The Janus ruling

Monday’s Supreme Court ruling in favor of fund manager Janus may well turn out to be a bigger problem than Citizens United. I will address that in the next post, as I think the Janus situation says more than enough about the state of fund management to merit its own post.

According to Reuters, the Court ruled against shareholders of the parent company, who were suing on reasonable grounds:

The lawsuit was brought on behalf of those who bought Janus stock from mid-2000 through early September 2003.

It alleged that the prospectuses of several Janus funds created the false or misleading impression that the company would adopt measures to curb market timing — when in fact secret arrangements with several hedge funds permitted such transactions, to the detriment of long-term investors.

The Court’s ruling hinges on a technicality of the mutual fund structure. Funds in the US (and I believe in the UK and Europe too) are organized as separate corporations, which is why you will often see the word “Trust” or “Company” in the name. It is also why the funds have shareholder reports and prospectuses, just like any publicly traded company does, as well as allegedly independent and accountable boards of directors.

Nonetheless, until Monday, it was generally understood that parent fund companies were entirely liable for any language in fund advertisements, shareholder communications, etc., with much if not all of these materials subject to SEC review, so that each statement and statistic tends to be vetted exhaustively (which is also why those documents can be quite boring – there is no “will,” there is only “may”).

That has now changed.

Janus, in appealing to the Supreme Court, argued that the funds were separate legal entities and that neither the parent company nor its subsidiary was responsible for the prospectuses and could not be held liable.

The high court agreed.

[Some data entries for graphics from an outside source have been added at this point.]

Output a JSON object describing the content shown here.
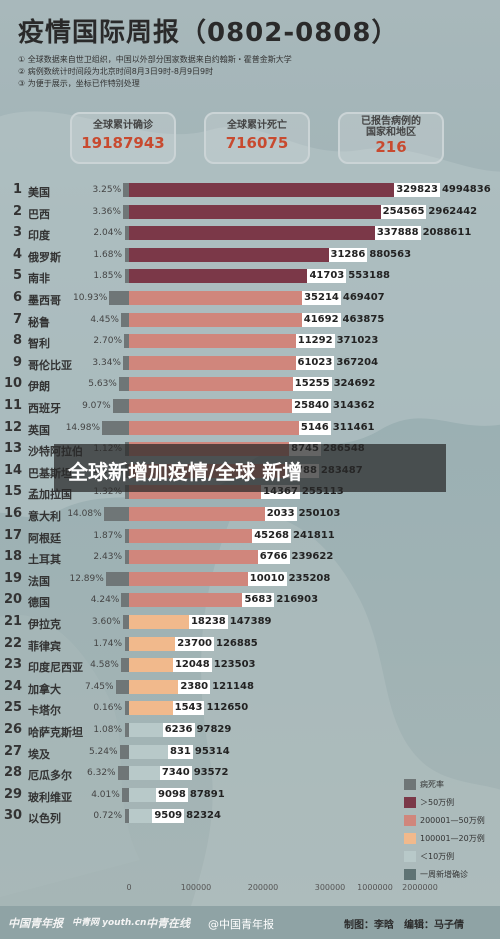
{
  "header": {
    "title": "疫情国际周报（0802-0808）",
    "notes": [
      "① 全球数据来自世卫组织，中国以外部分国家数据来自约翰斯・霍普金斯大学",
      "② 病例数统计时间段为北京时间8月3日9时-8月9日9时",
      "③ 为便于展示，坐标已作特别处理"
    ]
  },
  "summary": [
    {
      "label": "全球累计确诊",
      "value": "19187943"
    },
    {
      "label": "全球累计死亡",
      "value": "716075"
    },
    {
      "label": "已报告病例的\n国家和地区",
      "value": "216"
    }
  ],
  "colors": {
    "over500k": "#7b3848",
    "k200to500": "#d0867c",
    "k100to200": "#f1b98c",
    "under100k": "#b8c9c9",
    "death_rate": "#6f7677",
    "weekly_new": "#5f7374"
  },
  "chart_data": {
    "type": "bar",
    "title": "疫情国际周报（0802-0808）",
    "x_ticks": [
      "0",
      "100000",
      "200000",
      "300000",
      "1000000",
      "2000000"
    ],
    "rows": [
      {
        "rank": "1",
        "country": "美国",
        "death_rate": "3.25%",
        "weekly_new": 329823,
        "total": 4994836,
        "cat": "over500k"
      },
      {
        "rank": "2",
        "country": "巴西",
        "death_rate": "3.36%",
        "weekly_new": 254565,
        "total": 2962442,
        "cat": "over500k"
      },
      {
        "rank": "3",
        "country": "印度",
        "death_rate": "2.04%",
        "weekly_new": 337888,
        "total": 2088611,
        "cat": "over500k"
      },
      {
        "rank": "4",
        "country": "俄罗斯",
        "death_rate": "1.68%",
        "weekly_new": 31286,
        "total": 880563,
        "cat": "over500k"
      },
      {
        "rank": "5",
        "country": "南非",
        "death_rate": "1.85%",
        "weekly_new": 41703,
        "total": 553188,
        "cat": "over500k"
      },
      {
        "rank": "6",
        "country": "墨西哥",
        "death_rate": "10.93%",
        "weekly_new": 35214,
        "total": 469407,
        "cat": "k200to500"
      },
      {
        "rank": "7",
        "country": "秘鲁",
        "death_rate": "4.45%",
        "weekly_new": 41692,
        "total": 463875,
        "cat": "k200to500"
      },
      {
        "rank": "8",
        "country": "智利",
        "death_rate": "2.70%",
        "weekly_new": 11292,
        "total": 371023,
        "cat": "k200to500"
      },
      {
        "rank": "9",
        "country": "哥伦比亚",
        "death_rate": "3.34%",
        "weekly_new": 61023,
        "total": 367204,
        "cat": "k200to500"
      },
      {
        "rank": "10",
        "country": "伊朗",
        "death_rate": "5.63%",
        "weekly_new": 15255,
        "total": 324692,
        "cat": "k200to500"
      },
      {
        "rank": "11",
        "country": "西班牙",
        "death_rate": "9.07%",
        "weekly_new": 25840,
        "total": 314362,
        "cat": "k200to500"
      },
      {
        "rank": "12",
        "country": "英国",
        "death_rate": "14.98%",
        "weekly_new": 5146,
        "total": 311461,
        "cat": "k200to500"
      },
      {
        "rank": "13",
        "country": "沙特阿拉伯",
        "death_rate": "1.12%",
        "weekly_new": 8745,
        "total": 286548,
        "cat": "k200to500"
      },
      {
        "rank": "14",
        "country": "巴基斯坦",
        "death_rate": "2.14%",
        "weekly_new": 3788,
        "total": 283487,
        "cat": "k200to500"
      },
      {
        "rank": "15",
        "country": "孟加拉国",
        "death_rate": "1.32%",
        "weekly_new": 14367,
        "total": 255113,
        "cat": "k200to500"
      },
      {
        "rank": "16",
        "country": "意大利",
        "death_rate": "14.08%",
        "weekly_new": 2033,
        "total": 250103,
        "cat": "k200to500"
      },
      {
        "rank": "17",
        "country": "阿根廷",
        "death_rate": "1.87%",
        "weekly_new": 45268,
        "total": 241811,
        "cat": "k200to500"
      },
      {
        "rank": "18",
        "country": "土耳其",
        "death_rate": "2.43%",
        "weekly_new": 6766,
        "total": 239622,
        "cat": "k200to500"
      },
      {
        "rank": "19",
        "country": "法国",
        "death_rate": "12.89%",
        "weekly_new": 10010,
        "total": 235208,
        "cat": "k200to500"
      },
      {
        "rank": "20",
        "country": "德国",
        "death_rate": "4.24%",
        "weekly_new": 5683,
        "total": 216903,
        "cat": "k200to500"
      },
      {
        "rank": "21",
        "country": "伊拉克",
        "death_rate": "3.60%",
        "weekly_new": 18238,
        "total": 147389,
        "cat": "k100to200"
      },
      {
        "rank": "22",
        "country": "菲律宾",
        "death_rate": "1.74%",
        "weekly_new": 23700,
        "total": 126885,
        "cat": "k100to200"
      },
      {
        "rank": "23",
        "country": "印度尼西亚",
        "death_rate": "4.58%",
        "weekly_new": 12048,
        "total": 123503,
        "cat": "k100to200"
      },
      {
        "rank": "24",
        "country": "加拿大",
        "death_rate": "7.45%",
        "weekly_new": 2380,
        "total": 121148,
        "cat": "k100to200"
      },
      {
        "rank": "25",
        "country": "卡塔尔",
        "death_rate": "0.16%",
        "weekly_new": 1543,
        "total": 112650,
        "cat": "k100to200"
      },
      {
        "rank": "26",
        "country": "哈萨克斯坦",
        "death_rate": "1.08%",
        "weekly_new": 6236,
        "total": 97829,
        "cat": "under100k"
      },
      {
        "rank": "27",
        "country": "埃及",
        "death_rate": "5.24%",
        "weekly_new": 831,
        "total": 95314,
        "cat": "under100k"
      },
      {
        "rank": "28",
        "country": "厄瓜多尔",
        "death_rate": "6.32%",
        "weekly_new": 7340,
        "total": 93572,
        "cat": "under100k"
      },
      {
        "rank": "29",
        "country": "玻利维亚",
        "death_rate": "4.01%",
        "weekly_new": 9098,
        "total": 87891,
        "cat": "under100k"
      },
      {
        "rank": "30",
        "country": "以色列",
        "death_rate": "0.72%",
        "weekly_new": 9509,
        "total": 82324,
        "cat": "under100k"
      }
    ],
    "legend": [
      {
        "label": "病死率",
        "color_key": "death_rate"
      },
      {
        "label": "＞50万例",
        "color_key": "over500k"
      },
      {
        "label": "200001—50万例",
        "color_key": "k200to500"
      },
      {
        "label": "100001—20万例",
        "color_key": "k100to200"
      },
      {
        "label": "＜10万例",
        "color_key": "under100k"
      },
      {
        "label": "一周新增确诊",
        "color_key": "weekly_new"
      }
    ]
  },
  "banner": {
    "text": "全球新增加疫情/全球 新增"
  },
  "footer": {
    "logo1": "中国青年报",
    "logo2": "中青网 youth.cn",
    "logo3": "中青在线",
    "center": "@中国青年报",
    "right": "制图：李晗　编辑：马子倩"
  }
}
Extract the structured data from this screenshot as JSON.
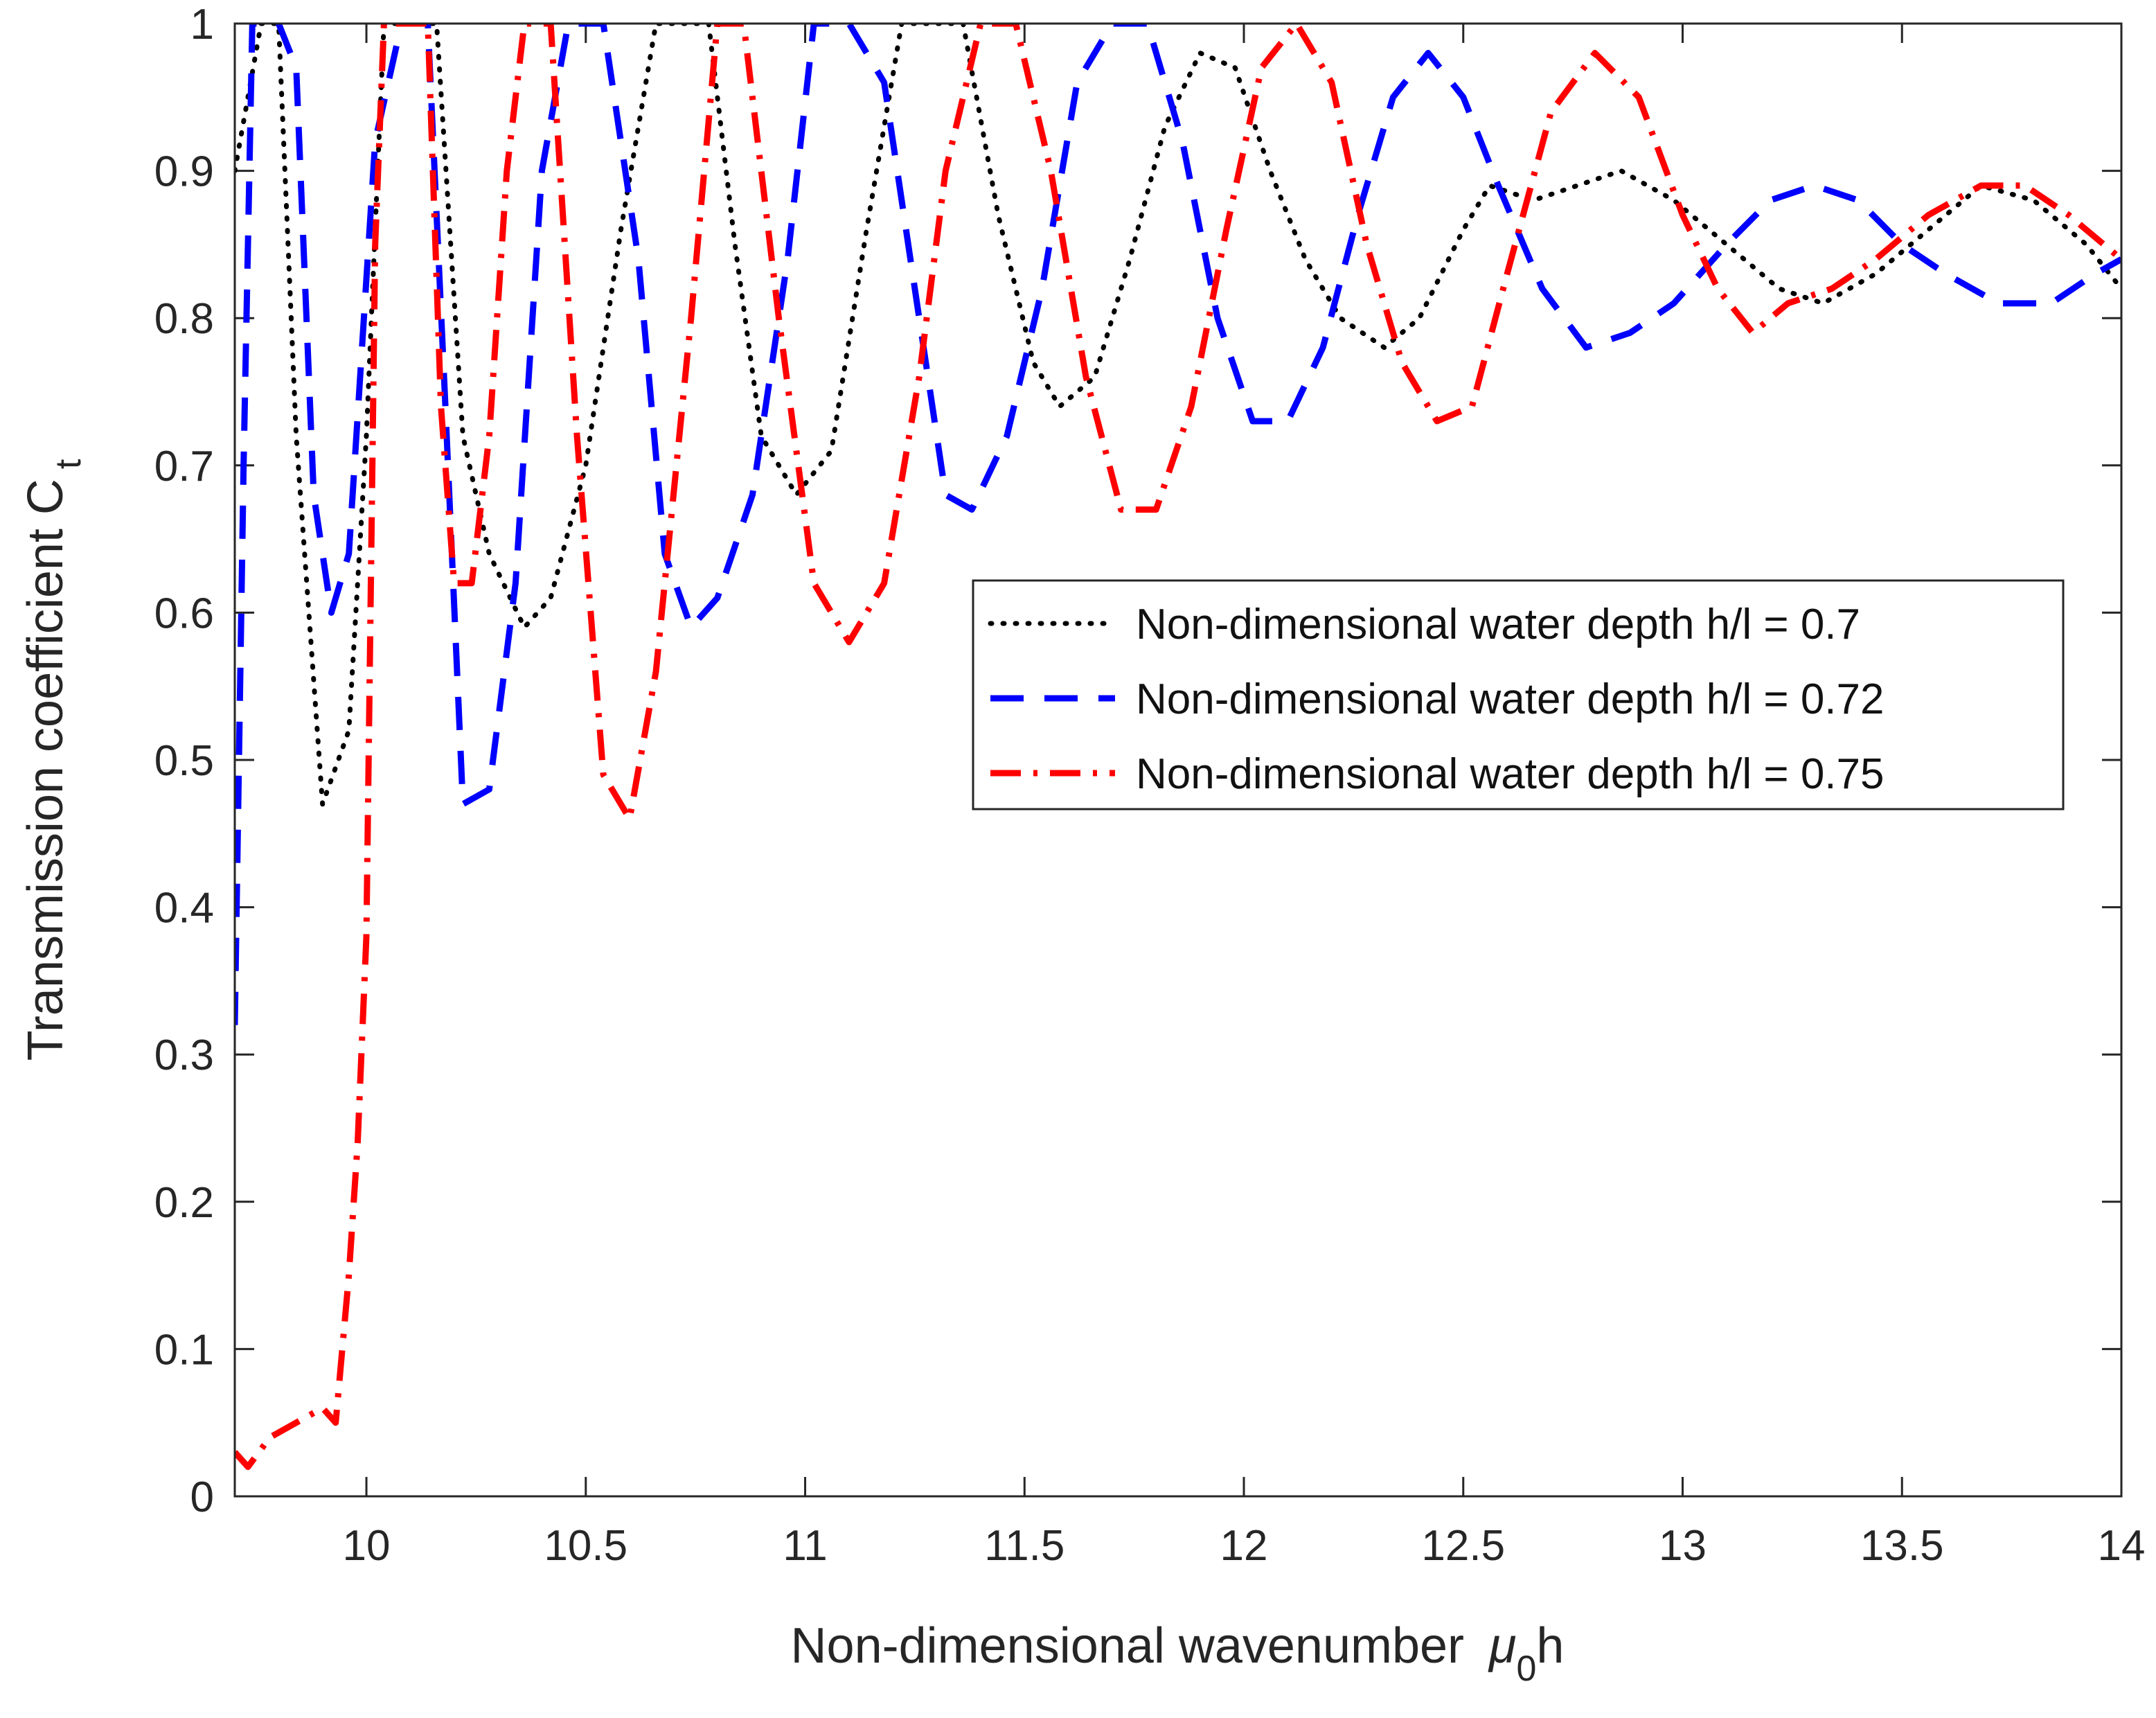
{
  "chart_data": {
    "type": "line",
    "xlabel": "Non-dimensional wavenumber",
    "xlabel_symbol": "μ",
    "xlabel_sub": "0",
    "xlabel_suffix": "h",
    "ylabel": "Transmission coefficient C",
    "ylabel_sub": "t",
    "xlim": [
      9.7,
      14
    ],
    "ylim": [
      0,
      1
    ],
    "xticks": [
      10,
      10.5,
      11,
      11.5,
      12,
      12.5,
      13,
      13.5,
      14
    ],
    "xtick_labels": [
      "10",
      "10.5",
      "11",
      "11.5",
      "12",
      "12.5",
      "13",
      "13.5",
      "14"
    ],
    "yticks": [
      0,
      0.1,
      0.2,
      0.3,
      0.4,
      0.5,
      0.6,
      0.7,
      0.8,
      0.9,
      1
    ],
    "ytick_labels": [
      "0",
      "0.1",
      "0.2",
      "0.3",
      "0.4",
      "0.5",
      "0.6",
      "0.7",
      "0.8",
      "0.9",
      "1"
    ],
    "legend_position": "center-right",
    "series": [
      {
        "name": "Non-dimensional water depth h/l = 0.7",
        "color": "#000000",
        "style": "dotted",
        "x": [
          9.7,
          9.76,
          9.8,
          9.84,
          9.9,
          9.96,
          10.0,
          10.04,
          10.1,
          10.16,
          10.22,
          10.28,
          10.36,
          10.42,
          10.5,
          10.58,
          10.66,
          10.72,
          10.78,
          10.84,
          10.9,
          10.98,
          11.06,
          11.14,
          11.22,
          11.28,
          11.36,
          11.44,
          11.52,
          11.58,
          11.66,
          11.74,
          11.82,
          11.9,
          11.98,
          12.06,
          12.14,
          12.22,
          12.32,
          12.4,
          12.5,
          12.56,
          12.66,
          12.76,
          12.86,
          12.98,
          13.1,
          13.22,
          13.32,
          13.44,
          13.56,
          13.68,
          13.8,
          13.92,
          14.0
        ],
        "y": [
          0.9,
          1.0,
          1.0,
          0.72,
          0.47,
          0.52,
          0.72,
          1.0,
          1.0,
          1.0,
          0.72,
          0.64,
          0.59,
          0.61,
          0.7,
          0.86,
          1.0,
          1.0,
          1.0,
          0.85,
          0.72,
          0.68,
          0.71,
          0.86,
          1.0,
          1.0,
          1.0,
          0.87,
          0.77,
          0.74,
          0.76,
          0.84,
          0.93,
          0.98,
          0.97,
          0.9,
          0.84,
          0.8,
          0.78,
          0.8,
          0.86,
          0.89,
          0.88,
          0.89,
          0.9,
          0.88,
          0.85,
          0.82,
          0.81,
          0.83,
          0.86,
          0.89,
          0.88,
          0.85,
          0.82
        ]
      },
      {
        "name": "Non-dimensional water depth h/l = 0.72",
        "color": "#0000ff",
        "style": "dashed",
        "x": [
          9.7,
          9.72,
          9.74,
          9.76,
          9.8,
          9.84,
          9.88,
          9.92,
          9.96,
          10.02,
          10.08,
          10.14,
          10.18,
          10.22,
          10.28,
          10.34,
          10.4,
          10.46,
          10.54,
          10.62,
          10.68,
          10.74,
          10.8,
          10.88,
          10.96,
          11.02,
          11.1,
          11.18,
          11.26,
          11.32,
          11.38,
          11.46,
          11.54,
          11.62,
          11.7,
          11.78,
          11.86,
          11.94,
          12.02,
          12.1,
          12.18,
          12.26,
          12.34,
          12.42,
          12.5,
          12.58,
          12.68,
          12.78,
          12.88,
          12.98,
          13.1,
          13.2,
          13.3,
          13.4,
          13.5,
          13.6,
          13.72,
          13.84,
          13.94,
          14.0
        ],
        "y": [
          0.32,
          0.7,
          1.0,
          1.0,
          1.0,
          0.97,
          0.68,
          0.6,
          0.64,
          0.92,
          1.0,
          1.0,
          0.74,
          0.47,
          0.48,
          0.62,
          0.9,
          1.0,
          1.0,
          0.84,
          0.64,
          0.59,
          0.61,
          0.68,
          0.84,
          1.0,
          1.0,
          0.96,
          0.8,
          0.68,
          0.67,
          0.72,
          0.82,
          0.96,
          1.0,
          1.0,
          0.92,
          0.8,
          0.73,
          0.73,
          0.78,
          0.87,
          0.95,
          0.98,
          0.95,
          0.89,
          0.82,
          0.78,
          0.79,
          0.81,
          0.85,
          0.88,
          0.89,
          0.88,
          0.85,
          0.83,
          0.81,
          0.81,
          0.83,
          0.84
        ]
      },
      {
        "name": "Non-dimensional water depth h/l = 0.75",
        "color": "#ff0000",
        "style": "dashdot",
        "x": [
          9.7,
          9.73,
          9.78,
          9.84,
          9.9,
          9.93,
          9.96,
          9.98,
          10.0,
          10.02,
          10.04,
          10.06,
          10.1,
          10.14,
          10.17,
          10.2,
          10.24,
          10.28,
          10.32,
          10.36,
          10.42,
          10.48,
          10.54,
          10.6,
          10.66,
          10.74,
          10.8,
          10.86,
          10.94,
          11.02,
          11.1,
          11.18,
          11.26,
          11.32,
          11.4,
          11.48,
          11.56,
          11.64,
          11.72,
          11.8,
          11.88,
          11.96,
          12.04,
          12.12,
          12.2,
          12.28,
          12.36,
          12.44,
          12.52,
          12.6,
          12.7,
          12.8,
          12.9,
          13.0,
          13.08,
          13.16,
          13.24,
          13.34,
          13.44,
          13.56,
          13.68,
          13.78,
          13.88,
          14.0
        ],
        "y": [
          0.03,
          0.02,
          0.04,
          0.05,
          0.06,
          0.05,
          0.15,
          0.24,
          0.38,
          0.85,
          1.0,
          1.0,
          1.0,
          1.0,
          0.74,
          0.62,
          0.62,
          0.72,
          0.9,
          1.0,
          1.0,
          0.72,
          0.49,
          0.46,
          0.56,
          0.8,
          1.0,
          1.0,
          0.8,
          0.62,
          0.58,
          0.62,
          0.76,
          0.9,
          1.0,
          1.0,
          0.9,
          0.76,
          0.67,
          0.67,
          0.74,
          0.86,
          0.97,
          1.0,
          0.96,
          0.85,
          0.77,
          0.73,
          0.74,
          0.83,
          0.94,
          0.98,
          0.95,
          0.87,
          0.82,
          0.79,
          0.81,
          0.82,
          0.84,
          0.87,
          0.89,
          0.89,
          0.87,
          0.84
        ]
      }
    ]
  }
}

It ruled the alleged false statements in the prospectuses were made by an investment fund, not Janus Capital, and that Janus and the subsidiary therefore cannot be held liable in a private securities fraud lawsuit.

The article goes on to point out the ramifications for other types of organizations, which I will address separately. What it doesn’t address is the impact this is likely to have on investors in these funds. Under the current structure, shareholder communications (with some exceptions) are highly regulated, and in the case of annual reports they are subject to the same Sarbox certification requirements – and level of liability – as the annual audited financials of publicly traded companies. But following the Court’s logic, the liability for violations of Sarbox, or of the terms of the prospectus, can only fall on the fund, not the parent company.

That is bad enough until you consider that the funds by design have no assets of their own – the reason the structure of running as a separate company exists is to shield the income from taxes, so funds-as-companies have no cash of their own. They are minimal organizations.

Taken together, this means that fund companies are now able to violate even the terms they choose to present themselves, and to benefit from the average of 40% profit on management fees from running the funds, while now having no liability for wrongdoing beyond what the fund itself is able to pay, which is nothing.

What this will mean for 401k plans is something I can’t even fathom at this point.

I wish I could say the ruling was shocking, but considering the track record of the Roberts Court that would be silly. That said, it is still a bold step into new territory in the dismantling of protections for clients and shareholders, and marks another step away from that quant time when reputational concerns counted for something.

There is at least some poetic justice in the fact that the Janus funds have been in one of their periodic episodes of poor performance. Between bad performance and this clear statement of just what they think of their shareholders, it’s hard to see how the new CEO will be able to “stop the downward slide” he was hired to control.